Se é verdade o que você disse, você deveria se indignar com Aécio Neves. Ele teria usado em 2014, sem sua autorização, um depoimento que você teria gravado em 2010.

Vamos relembrar o que você falou sobre ele:

“Esse aval fantástico de todas essas pessoas que estão aqui hoje é prova da importância do Aécio, da sua determinação, da sua vontade de fazer as coisas, do seu perfil político, e pode ter certeza, Aécio, que, onde você estiver, mesmo nos abandonando temporariamente, deixando o Estado de Minas Gerais, eu sei que você tem Minas como prioridade, guarda o Estado no seu coração, o seu Estado, o Estado da sua família, também o nosso. Mas saiba que nós também te guardamos no coração, e vamos te seguindo aí, vamos juntos, porque, assim como o Brasil, Minas também quer andar para a frente”.

No momento mais agudo da política nas últimas décadas, um testemunho tão contundente como este vai a público, sem sua autorização, e você não reclama?
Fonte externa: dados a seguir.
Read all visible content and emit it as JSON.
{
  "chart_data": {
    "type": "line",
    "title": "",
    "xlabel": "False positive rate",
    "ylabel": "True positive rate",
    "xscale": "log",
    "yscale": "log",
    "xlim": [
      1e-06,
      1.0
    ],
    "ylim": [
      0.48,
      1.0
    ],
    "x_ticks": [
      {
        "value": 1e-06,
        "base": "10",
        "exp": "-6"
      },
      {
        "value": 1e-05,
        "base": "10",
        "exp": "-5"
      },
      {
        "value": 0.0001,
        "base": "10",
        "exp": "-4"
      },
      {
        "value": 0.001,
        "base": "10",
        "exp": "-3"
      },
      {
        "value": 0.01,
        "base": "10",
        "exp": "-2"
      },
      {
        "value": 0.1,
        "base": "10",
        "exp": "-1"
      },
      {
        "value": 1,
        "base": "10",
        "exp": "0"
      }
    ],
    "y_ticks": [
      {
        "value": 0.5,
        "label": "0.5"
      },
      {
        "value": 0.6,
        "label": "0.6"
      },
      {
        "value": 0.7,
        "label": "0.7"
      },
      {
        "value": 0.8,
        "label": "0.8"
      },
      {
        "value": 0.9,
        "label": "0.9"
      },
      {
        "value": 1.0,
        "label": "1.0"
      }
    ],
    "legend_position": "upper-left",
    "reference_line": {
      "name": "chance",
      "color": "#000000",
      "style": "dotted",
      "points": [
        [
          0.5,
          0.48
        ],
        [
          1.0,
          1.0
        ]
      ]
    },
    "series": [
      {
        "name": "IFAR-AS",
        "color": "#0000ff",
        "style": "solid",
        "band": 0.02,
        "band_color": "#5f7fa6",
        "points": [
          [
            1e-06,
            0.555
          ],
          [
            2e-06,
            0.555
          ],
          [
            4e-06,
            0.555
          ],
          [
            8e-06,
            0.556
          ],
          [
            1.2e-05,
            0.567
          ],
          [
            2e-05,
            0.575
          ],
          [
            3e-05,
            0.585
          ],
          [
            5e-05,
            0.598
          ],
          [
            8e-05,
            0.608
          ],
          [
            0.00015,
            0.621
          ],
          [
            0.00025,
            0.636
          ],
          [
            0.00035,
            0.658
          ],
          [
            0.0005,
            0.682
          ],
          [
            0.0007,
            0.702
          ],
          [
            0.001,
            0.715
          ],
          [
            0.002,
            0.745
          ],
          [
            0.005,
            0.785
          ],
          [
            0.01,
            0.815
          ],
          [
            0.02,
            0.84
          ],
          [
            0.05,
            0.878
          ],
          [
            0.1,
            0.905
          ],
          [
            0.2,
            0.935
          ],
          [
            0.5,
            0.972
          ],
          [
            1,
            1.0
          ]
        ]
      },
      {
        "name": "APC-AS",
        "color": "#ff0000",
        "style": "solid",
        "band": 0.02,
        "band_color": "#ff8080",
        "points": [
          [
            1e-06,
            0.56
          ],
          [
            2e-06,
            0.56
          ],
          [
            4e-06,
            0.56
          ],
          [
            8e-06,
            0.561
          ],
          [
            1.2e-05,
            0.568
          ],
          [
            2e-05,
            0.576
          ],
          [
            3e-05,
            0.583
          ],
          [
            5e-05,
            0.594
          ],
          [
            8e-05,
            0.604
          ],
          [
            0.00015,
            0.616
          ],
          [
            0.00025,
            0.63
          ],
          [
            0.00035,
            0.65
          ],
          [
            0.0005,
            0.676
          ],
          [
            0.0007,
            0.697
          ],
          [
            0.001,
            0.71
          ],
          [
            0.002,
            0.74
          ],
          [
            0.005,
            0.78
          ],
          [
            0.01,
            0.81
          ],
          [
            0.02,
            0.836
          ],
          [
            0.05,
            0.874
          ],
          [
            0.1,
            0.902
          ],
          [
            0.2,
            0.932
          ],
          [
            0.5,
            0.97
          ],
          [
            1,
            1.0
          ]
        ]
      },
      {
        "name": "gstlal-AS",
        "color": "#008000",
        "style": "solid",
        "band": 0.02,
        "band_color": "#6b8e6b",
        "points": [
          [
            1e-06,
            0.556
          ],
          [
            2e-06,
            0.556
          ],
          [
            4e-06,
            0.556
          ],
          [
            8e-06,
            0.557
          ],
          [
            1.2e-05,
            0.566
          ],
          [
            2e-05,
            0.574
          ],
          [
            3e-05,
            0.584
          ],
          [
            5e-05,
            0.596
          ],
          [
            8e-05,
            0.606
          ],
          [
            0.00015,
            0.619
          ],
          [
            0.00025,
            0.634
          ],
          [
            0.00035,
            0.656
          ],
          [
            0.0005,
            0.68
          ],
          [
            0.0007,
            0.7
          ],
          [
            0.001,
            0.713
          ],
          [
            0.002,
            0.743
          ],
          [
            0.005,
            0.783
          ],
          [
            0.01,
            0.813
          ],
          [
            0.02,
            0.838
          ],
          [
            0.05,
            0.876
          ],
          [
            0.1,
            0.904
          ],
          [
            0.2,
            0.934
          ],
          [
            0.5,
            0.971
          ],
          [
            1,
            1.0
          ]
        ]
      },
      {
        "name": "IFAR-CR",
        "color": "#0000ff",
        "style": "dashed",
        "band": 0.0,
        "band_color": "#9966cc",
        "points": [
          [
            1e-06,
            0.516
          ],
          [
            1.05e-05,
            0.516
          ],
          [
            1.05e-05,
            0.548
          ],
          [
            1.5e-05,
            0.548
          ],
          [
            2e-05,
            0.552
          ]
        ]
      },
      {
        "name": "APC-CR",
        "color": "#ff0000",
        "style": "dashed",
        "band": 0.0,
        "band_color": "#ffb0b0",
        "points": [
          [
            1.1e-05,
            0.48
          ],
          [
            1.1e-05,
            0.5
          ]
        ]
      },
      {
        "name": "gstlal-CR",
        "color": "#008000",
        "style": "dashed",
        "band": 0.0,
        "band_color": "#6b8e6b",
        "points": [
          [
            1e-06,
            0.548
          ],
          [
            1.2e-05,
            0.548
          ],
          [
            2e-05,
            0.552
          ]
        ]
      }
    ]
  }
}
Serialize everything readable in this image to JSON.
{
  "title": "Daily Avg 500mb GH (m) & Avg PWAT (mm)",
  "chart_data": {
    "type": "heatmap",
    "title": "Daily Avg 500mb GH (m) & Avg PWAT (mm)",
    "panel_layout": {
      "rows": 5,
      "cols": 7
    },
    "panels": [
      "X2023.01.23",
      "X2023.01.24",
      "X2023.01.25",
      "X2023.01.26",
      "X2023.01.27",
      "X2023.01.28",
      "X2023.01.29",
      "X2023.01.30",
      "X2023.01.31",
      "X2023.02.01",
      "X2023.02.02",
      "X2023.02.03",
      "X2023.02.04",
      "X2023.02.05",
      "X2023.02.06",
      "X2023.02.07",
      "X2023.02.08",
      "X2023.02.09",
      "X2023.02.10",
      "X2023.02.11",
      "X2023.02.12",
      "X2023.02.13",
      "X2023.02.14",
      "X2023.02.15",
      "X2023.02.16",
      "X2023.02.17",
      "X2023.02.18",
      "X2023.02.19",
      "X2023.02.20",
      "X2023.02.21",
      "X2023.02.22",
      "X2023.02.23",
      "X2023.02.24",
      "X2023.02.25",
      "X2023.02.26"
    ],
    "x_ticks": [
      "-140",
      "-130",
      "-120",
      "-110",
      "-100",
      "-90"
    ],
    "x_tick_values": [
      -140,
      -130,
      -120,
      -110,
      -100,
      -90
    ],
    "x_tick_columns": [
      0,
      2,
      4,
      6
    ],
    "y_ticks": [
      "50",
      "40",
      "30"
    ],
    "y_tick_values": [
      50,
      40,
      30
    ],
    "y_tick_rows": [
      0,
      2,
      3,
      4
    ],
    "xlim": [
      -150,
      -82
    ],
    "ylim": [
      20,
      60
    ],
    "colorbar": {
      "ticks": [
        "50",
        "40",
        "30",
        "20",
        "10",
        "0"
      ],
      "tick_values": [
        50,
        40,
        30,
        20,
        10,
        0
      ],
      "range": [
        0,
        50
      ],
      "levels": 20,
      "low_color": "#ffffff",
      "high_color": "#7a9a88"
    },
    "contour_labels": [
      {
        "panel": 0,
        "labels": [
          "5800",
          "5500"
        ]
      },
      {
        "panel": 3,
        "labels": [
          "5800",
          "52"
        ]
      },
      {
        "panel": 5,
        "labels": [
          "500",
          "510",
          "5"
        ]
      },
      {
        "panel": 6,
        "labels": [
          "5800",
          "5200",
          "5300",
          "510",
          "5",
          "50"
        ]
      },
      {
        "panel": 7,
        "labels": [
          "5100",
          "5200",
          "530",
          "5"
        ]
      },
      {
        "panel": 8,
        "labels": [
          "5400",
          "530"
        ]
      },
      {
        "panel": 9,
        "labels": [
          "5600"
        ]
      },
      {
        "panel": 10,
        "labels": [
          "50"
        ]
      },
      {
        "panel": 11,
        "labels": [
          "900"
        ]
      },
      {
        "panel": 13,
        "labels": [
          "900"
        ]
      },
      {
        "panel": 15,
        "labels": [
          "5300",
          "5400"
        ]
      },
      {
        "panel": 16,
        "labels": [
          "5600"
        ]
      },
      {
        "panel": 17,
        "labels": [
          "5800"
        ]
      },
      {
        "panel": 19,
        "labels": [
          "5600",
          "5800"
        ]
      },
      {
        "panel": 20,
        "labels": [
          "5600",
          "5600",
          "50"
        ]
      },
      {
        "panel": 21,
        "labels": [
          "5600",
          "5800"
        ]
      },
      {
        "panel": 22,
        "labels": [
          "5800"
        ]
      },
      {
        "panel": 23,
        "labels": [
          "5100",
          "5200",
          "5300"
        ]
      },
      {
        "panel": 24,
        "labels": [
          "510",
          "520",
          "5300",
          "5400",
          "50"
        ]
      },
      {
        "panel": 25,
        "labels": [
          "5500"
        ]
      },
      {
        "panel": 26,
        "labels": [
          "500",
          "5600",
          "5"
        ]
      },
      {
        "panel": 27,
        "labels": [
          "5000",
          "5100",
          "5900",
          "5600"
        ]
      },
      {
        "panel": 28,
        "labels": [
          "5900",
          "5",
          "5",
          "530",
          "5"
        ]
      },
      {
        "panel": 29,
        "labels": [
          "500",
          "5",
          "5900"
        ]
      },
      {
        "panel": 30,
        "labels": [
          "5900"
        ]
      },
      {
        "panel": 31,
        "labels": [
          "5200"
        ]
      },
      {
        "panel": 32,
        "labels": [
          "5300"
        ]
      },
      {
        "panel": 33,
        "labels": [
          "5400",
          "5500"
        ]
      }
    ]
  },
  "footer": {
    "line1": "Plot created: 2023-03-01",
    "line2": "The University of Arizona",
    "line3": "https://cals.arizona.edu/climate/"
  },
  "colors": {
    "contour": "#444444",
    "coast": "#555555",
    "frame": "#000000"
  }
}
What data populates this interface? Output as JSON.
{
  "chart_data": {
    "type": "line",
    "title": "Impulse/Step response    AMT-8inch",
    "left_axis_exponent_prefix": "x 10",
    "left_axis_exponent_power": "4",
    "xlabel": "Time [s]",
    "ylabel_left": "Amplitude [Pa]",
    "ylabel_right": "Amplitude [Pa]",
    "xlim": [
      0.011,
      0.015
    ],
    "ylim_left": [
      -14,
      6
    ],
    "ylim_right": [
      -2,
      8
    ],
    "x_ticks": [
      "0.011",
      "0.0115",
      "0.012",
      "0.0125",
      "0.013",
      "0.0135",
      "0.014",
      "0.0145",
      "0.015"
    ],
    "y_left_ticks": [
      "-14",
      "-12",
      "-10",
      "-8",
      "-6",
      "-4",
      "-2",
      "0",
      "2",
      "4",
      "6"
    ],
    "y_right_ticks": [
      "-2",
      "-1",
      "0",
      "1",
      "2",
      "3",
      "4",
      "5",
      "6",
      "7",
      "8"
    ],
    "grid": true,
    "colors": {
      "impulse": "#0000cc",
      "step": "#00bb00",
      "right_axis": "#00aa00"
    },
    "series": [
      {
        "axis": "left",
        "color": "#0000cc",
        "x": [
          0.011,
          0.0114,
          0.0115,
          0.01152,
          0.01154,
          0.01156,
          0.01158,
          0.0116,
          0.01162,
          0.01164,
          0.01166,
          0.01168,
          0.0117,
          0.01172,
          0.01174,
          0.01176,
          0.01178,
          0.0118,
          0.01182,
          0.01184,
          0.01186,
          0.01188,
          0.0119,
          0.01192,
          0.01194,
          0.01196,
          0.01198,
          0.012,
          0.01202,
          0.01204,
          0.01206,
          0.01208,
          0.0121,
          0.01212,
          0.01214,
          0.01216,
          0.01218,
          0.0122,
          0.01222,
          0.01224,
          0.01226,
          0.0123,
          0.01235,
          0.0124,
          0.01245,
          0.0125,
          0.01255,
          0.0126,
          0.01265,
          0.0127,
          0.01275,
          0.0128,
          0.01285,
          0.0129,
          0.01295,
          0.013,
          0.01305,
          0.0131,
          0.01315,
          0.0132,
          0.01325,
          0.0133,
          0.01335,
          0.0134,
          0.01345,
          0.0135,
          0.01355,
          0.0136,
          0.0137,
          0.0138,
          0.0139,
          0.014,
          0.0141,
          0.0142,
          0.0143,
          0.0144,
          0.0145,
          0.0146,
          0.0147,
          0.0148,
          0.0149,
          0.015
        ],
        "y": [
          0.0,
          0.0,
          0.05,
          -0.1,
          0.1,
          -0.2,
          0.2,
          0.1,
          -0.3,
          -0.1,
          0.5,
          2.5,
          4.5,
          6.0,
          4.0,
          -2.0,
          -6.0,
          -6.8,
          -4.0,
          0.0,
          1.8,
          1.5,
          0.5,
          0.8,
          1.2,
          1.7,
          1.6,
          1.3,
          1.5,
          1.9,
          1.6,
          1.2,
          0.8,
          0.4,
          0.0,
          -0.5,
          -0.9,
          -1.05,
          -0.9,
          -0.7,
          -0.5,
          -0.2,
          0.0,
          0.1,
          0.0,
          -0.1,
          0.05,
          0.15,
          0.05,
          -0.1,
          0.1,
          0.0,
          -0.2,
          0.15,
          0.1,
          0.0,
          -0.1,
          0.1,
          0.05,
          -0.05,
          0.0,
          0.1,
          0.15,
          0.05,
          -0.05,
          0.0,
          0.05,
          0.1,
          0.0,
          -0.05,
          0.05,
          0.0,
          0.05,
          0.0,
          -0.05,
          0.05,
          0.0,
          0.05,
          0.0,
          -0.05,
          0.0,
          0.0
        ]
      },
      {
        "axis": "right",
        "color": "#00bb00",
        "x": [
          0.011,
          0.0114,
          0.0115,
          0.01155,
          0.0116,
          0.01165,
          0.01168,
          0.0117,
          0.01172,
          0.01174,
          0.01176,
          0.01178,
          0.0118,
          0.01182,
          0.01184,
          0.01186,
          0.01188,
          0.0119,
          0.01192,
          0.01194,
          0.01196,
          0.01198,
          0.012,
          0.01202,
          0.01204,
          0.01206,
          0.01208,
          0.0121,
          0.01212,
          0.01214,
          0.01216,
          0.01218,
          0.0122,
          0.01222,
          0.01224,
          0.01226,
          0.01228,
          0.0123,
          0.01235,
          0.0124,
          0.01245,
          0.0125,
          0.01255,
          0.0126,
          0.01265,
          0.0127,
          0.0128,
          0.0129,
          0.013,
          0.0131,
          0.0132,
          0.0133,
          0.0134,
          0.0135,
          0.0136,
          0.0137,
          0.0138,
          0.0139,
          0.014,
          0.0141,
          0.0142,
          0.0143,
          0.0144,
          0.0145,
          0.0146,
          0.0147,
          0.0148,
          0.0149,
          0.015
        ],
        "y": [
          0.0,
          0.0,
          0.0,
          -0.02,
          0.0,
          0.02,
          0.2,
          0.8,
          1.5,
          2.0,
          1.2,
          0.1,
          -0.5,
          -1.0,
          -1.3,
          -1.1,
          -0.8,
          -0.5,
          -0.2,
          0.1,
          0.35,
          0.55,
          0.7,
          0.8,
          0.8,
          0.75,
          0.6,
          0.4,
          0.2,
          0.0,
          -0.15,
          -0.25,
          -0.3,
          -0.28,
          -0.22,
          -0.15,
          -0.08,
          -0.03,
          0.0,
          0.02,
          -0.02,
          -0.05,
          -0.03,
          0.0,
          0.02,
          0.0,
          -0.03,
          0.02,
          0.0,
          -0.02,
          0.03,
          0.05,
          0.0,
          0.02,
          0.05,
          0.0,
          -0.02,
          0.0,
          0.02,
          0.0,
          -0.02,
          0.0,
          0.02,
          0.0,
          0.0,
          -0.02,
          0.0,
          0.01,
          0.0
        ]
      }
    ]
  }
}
Samuel, sua imagem tem valor em moeda sonante, como você sabe pela publicidade que faz. Se Aécio a usou sem sua autorização, ele foi desonesto.

Que oportunidade você perdeu para dizer ao Brasil o que todos agora sabem: Aécio é desonesto!

Mas, em vez disso, deixou a mensagem fluir — “te guardamos no coração, e vamos te seguindo aí, vamos juntos, porque, assim como o Brasil, Minas também quer andar para a frente”.

Samuel, a vida é feita de escolhas, e todos já fizemos escolhas erradas, e não devemos ser eternamente cobradas por ela.

Mas não podemos fingir que essas escolhas não existiram.

E um pouco de autocrítica não faz mal a ninguém.

Mas, em vez de dizer que errou ou que, vá lá, foi enganado, prefere argumentar que também apoiou candidatos de esquerda.

Você diz que já fez comícios para a candidatura Lula, Patrus Ananias, Arnaldo Godoy e tantos outros.

Não sei em que condição você fez estes comícios, mas, no passado, artistas participavam de eventos políticos porque a legislação permitia que fossem remunerados.

Os eventos eram chamados, inclusive, de showmício.

Não posso afirmar que tenha sido este o caso, mas dizer que apoiou candidatos petistas no passado como argumento para afastar o rótulo de aecista não funciona.

Até Aécio Neves já apoiou Lula.

Não disse que seu discurso no Rock in Rio foi raso, mas, sinceramente, não vejo profundidade nos discursos de combate à corrupção — quem é contra?

A questão é outra.

Corrupção é sintoma, não causa.

E este não é, decididamente, o maior problema brasileiro.

A sonegação e a desigualdade social são os nossos maiores problemas.

Mas poucos se fala sobre isso e pode apostar, Samuel, que desigualdade e sonegação são temas quase proibidos no País porque estão fora da pauta da grande mídia.

Não dão Ibope, e um artista precisa dele para seguir adiante.